Hi Darko Z, they get added inside 'panel-collapse', any chance that they get added to 'panel-heading' instead?
@user3486430 that's a slightly different issue and would mean you are doing something along the lines of: $(".panel-heading").next().is(selector).previous(".panel-heading").append(...) but this is a pretty rubbish solution even though it would work. Optimally you would iterate through the .panel-heading array $(selector).each() and for each of them check that the next is appropriate and append the right html.
the reason that iterating through your headings is better is because you are doing less selection and can keep references to your elements instead of constantly reselecting.
3

The actual reason this failed is because you used:

.hasClass(".collapse")

There was an extra period within the method call.
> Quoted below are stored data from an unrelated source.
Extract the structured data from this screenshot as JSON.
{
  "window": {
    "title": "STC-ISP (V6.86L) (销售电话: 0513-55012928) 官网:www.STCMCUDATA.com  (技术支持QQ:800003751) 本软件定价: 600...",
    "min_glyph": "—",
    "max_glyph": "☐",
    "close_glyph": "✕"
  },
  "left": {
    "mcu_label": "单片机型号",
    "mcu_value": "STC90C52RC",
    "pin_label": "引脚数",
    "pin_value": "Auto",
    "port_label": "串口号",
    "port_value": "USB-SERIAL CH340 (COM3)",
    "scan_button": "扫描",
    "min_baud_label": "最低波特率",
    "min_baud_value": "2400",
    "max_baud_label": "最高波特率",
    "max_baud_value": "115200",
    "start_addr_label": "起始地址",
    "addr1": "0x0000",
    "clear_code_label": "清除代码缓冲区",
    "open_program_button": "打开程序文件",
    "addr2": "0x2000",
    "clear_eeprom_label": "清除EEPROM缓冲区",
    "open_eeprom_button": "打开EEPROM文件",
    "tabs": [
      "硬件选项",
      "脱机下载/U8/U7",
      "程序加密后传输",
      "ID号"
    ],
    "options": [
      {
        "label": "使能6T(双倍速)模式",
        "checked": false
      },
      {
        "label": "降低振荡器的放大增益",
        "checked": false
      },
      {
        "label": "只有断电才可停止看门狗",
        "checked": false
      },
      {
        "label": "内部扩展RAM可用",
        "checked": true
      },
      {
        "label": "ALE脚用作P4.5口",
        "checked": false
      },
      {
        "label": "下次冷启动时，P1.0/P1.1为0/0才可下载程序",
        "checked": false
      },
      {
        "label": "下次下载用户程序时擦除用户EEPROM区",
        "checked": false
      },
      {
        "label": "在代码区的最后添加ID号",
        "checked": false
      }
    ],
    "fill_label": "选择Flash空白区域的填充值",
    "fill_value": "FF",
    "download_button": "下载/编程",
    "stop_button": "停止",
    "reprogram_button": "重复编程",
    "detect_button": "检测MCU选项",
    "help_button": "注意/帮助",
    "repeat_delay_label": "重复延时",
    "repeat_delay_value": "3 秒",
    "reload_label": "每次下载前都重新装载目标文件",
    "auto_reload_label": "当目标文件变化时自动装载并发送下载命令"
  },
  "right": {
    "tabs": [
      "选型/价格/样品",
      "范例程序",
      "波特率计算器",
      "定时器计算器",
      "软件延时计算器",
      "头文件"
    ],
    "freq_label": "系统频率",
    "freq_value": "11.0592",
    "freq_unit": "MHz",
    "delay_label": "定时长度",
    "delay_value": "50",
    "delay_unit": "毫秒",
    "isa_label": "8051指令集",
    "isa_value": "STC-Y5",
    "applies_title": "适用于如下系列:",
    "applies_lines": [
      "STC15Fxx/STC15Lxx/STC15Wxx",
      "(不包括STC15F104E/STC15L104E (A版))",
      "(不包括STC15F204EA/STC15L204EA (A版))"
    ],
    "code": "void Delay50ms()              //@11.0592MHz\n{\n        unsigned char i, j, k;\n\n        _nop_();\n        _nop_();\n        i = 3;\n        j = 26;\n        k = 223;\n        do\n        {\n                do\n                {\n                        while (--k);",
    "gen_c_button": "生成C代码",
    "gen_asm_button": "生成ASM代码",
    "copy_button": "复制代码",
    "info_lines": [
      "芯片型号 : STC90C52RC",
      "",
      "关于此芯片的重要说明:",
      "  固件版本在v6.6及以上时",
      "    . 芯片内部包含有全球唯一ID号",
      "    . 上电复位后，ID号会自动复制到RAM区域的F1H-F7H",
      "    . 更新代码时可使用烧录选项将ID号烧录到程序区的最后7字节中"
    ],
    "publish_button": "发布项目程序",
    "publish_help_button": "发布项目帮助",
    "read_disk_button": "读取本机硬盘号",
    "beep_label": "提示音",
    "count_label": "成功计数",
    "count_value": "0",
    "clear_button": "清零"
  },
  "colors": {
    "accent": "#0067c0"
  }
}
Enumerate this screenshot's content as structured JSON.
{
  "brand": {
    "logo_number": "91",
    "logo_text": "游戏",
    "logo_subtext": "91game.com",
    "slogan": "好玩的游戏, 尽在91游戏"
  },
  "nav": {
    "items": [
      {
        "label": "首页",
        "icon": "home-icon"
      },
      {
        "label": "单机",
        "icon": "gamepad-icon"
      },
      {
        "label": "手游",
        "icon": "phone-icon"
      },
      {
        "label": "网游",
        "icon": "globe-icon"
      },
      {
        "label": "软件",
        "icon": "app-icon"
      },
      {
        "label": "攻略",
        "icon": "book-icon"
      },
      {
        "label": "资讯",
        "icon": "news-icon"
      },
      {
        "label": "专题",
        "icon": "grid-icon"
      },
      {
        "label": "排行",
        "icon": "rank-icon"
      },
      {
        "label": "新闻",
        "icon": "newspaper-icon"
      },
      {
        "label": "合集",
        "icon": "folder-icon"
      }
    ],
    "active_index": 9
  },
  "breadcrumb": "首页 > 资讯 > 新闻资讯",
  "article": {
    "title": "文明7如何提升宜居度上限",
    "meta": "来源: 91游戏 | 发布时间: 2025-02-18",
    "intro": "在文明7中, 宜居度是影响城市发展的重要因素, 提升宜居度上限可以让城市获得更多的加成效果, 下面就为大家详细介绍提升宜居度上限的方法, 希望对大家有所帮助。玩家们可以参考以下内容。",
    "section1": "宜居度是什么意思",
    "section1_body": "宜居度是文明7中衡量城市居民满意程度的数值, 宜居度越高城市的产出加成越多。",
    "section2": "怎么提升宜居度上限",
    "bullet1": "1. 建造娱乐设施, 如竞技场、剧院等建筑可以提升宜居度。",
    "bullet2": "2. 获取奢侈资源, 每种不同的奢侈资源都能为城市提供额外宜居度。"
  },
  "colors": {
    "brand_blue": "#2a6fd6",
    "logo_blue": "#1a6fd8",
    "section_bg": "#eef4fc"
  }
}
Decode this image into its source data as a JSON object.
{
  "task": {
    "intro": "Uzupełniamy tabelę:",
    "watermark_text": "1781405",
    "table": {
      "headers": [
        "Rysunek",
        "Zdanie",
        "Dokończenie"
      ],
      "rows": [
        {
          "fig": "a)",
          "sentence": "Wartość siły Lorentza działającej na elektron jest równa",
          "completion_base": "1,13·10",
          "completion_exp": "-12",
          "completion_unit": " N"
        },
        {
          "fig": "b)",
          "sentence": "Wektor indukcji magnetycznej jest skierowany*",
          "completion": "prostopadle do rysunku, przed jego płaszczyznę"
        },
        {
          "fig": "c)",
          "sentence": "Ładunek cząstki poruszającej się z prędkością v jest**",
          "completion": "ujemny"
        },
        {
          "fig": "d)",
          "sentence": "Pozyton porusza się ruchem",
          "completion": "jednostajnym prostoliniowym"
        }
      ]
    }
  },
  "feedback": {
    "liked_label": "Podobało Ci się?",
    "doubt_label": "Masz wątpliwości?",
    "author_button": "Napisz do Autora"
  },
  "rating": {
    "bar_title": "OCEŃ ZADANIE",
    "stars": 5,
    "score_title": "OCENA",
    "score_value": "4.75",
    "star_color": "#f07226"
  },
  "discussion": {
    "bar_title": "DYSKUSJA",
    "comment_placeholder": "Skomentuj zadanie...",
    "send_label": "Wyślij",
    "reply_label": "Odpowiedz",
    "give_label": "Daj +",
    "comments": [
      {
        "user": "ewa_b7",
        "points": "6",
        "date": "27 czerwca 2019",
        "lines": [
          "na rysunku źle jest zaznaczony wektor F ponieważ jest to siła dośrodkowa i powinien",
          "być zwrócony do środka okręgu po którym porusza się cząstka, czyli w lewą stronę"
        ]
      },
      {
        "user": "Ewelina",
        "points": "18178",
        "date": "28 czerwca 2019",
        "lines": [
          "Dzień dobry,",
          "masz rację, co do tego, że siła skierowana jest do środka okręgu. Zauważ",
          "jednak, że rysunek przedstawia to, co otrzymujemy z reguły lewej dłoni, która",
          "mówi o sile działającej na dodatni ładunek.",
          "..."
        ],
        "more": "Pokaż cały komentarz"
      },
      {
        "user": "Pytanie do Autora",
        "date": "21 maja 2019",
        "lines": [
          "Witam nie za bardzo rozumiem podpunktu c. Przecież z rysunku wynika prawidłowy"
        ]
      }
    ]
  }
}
It should be:

.hasClass("collapse")

Has class does not need a selector, just the string of the class name


Update:

After the selector is fixed, hasClass() returns a boolean, not the elements that have the class. Building on @Darko Z's answer you need the following.

$( ".panel-heading" ).next(".collapse").append( "<i class='fa fa-plus'></i>" );

 $( ".panel-heading" ).next(".collapse.in").append( "<i class='fa fa-minus'></i>" );

http://jsfiddle.net/brrbq03L/

4 Comments

+1 for the actual reason, forgot to include that in my answer :)
@cgatian, thank you for the correction, but even after I change it, it does not work.
@user3486430 hasClass returns a boolean so it will never work in your case. api.jquery.com/hasClass you are trying to use a jquery method on a true/false value
Yeah @DarkoZ has the correct answer. I still feel like there should be an even better way to do this.